The `from_examples` function supports some keyword arguments to fine-tune the spec inference:

- `limit`: If a spec will produce a list of values, this will be the max size of the list. It will be sampled to fit this size.
- `limit_weighted`: Some analyzers will produce weighted values. These can also be large. If `limit_weighted` is set to True, then the top limit size weighted values will be retained.
- `duplication_threshold`: ratio of unique to total items, if above this threshold, use weighted values

Examples:

.. code-block:: python

    import datacraft.infer as infer

    # four records that contain four different values for the key "one"
    examples = [
        {"one": "a"},
        {"one": "b"},
        {"one": "c"},
        {"one": "d"},
    ]
    # sample 3 of the values for our spec
    print(infer.from_examples(examples, limit=3))
    {'one': {'type': 'values', 'data': ['d', 'b', 'c']}}

    # the value 'a' appears frequently in these records
    # by default if the ratio of unique to total records is > 0.5, we use a weighted value scheme
    examples = [
        {"one": "a"},
        {"one": "a"},
        {"one": "a"},
        {"one": "b"},
        {"one": "c"},
        {"one": "d"},
    ]
    # by default, if the weight values threshold is triggered, we don't limit it
    print(infer.from_examples(examples, limit=3))
    {'one': {'type': 'values', 'data': {'a': 0.5, 'b': 0.16667, 'c': 0.16667, 'd': 0.16667}}}

    # to limit weighted values, set the limit_weighted parameter to True
    print(infer.from_examples(examples, limit=3, limit_weighted=True))
    # here we take the top three weighted values
    {'one': {'type': 'values', 'data': {'a': 0.5, 'b': 0.16667, 'c': 0.16667}}}

    print(infer.from_examples(examples, duplication_threshold=0.51))
    # here we set the duplication threshold to over 50% and the values are retained as is
    {'one': {'type': 'values', 'data': ['a', 'a', 'a', 'b', 'c', 'd']}}

Notes
-----

This utility is designed to give you a starting point. Depending on the complexity and nuances of your sample data,
you might still need to tweak or refine the inferred spec to suit your specific requirements.

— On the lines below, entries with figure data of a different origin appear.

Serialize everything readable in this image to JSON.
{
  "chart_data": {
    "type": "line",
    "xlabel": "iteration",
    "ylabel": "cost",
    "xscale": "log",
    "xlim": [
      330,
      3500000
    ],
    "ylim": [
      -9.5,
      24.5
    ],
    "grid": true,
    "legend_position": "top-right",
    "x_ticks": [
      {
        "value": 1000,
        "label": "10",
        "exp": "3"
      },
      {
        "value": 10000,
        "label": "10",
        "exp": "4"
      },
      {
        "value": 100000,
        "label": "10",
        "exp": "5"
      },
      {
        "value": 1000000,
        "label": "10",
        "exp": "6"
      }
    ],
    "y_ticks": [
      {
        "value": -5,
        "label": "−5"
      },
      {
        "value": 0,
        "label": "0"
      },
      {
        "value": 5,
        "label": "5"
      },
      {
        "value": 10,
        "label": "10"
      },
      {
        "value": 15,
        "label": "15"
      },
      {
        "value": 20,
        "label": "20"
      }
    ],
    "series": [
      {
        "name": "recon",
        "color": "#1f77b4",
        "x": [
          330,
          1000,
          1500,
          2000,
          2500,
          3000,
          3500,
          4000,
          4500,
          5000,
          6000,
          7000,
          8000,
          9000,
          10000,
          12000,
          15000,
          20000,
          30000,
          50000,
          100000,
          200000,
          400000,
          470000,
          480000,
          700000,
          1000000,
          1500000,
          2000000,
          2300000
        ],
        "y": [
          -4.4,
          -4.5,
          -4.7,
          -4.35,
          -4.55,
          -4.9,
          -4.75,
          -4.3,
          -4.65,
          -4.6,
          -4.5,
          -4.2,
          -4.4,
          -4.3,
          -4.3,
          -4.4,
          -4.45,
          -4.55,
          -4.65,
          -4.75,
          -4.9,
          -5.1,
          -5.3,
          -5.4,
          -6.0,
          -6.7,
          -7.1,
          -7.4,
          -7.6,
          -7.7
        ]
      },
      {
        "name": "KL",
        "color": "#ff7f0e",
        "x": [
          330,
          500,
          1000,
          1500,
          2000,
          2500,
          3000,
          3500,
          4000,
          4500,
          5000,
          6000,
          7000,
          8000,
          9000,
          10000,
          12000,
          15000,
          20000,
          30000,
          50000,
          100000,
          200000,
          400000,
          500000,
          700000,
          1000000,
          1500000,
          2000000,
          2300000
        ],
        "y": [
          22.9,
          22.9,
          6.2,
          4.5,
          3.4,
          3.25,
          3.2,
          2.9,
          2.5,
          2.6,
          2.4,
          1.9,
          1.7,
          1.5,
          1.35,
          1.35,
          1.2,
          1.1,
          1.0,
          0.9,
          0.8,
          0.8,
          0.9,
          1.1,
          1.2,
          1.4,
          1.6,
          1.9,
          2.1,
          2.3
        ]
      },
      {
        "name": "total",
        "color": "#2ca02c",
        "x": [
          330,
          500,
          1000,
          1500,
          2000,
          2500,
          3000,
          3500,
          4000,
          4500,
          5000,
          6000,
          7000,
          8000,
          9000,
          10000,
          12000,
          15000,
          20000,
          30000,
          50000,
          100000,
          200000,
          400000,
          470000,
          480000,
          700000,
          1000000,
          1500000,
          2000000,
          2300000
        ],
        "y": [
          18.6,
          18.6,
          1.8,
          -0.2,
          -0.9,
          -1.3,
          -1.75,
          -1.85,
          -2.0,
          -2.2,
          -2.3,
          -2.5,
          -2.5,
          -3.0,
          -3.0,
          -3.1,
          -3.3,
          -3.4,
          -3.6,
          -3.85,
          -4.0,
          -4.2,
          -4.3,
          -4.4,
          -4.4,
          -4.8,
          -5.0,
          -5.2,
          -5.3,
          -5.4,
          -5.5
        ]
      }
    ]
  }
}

Not all data is easily mapped to one of the basic field spec types. If there are a lot of unique strings in your data
set, you may want to make use of the ``--limit N`` flag. This will take a sample of the values if the number of unique
values exceeds this limit.

For the best results, it is helpful to have uniformly structured data for a specific Entity type. For example,
having a directory with both customer profiles and product listings can lead to ambiguities or inaccuracies when
inferring a Data Spec, as the fields and data types for each entity can vary significantly. This is especially true
if there are field names that are the same but have different underlying data values.

It is also helpful to have multiple examples of a record. A good practice is to have at least one example with minimum
values and one with maximum. You infer a spec from a single example, but it might not be as helpful. In this way a csv
file with example values might be easier to start with.

There are some edge case structures that the tool is not set up to support at this time such as deeply nested
lists:

.. code-block:: python

    examples = [
        {
            "crazy_list": [
                [
                    ["way", "down", "deep"]
                ]
            ]
        }

    ]
    print(infer.from_examples(examples))
    # this will just reproduce the example list over and over
    {'crazy_list': {'type': 'values', 'data': [[[['way', 'down', 'deep']]]]}}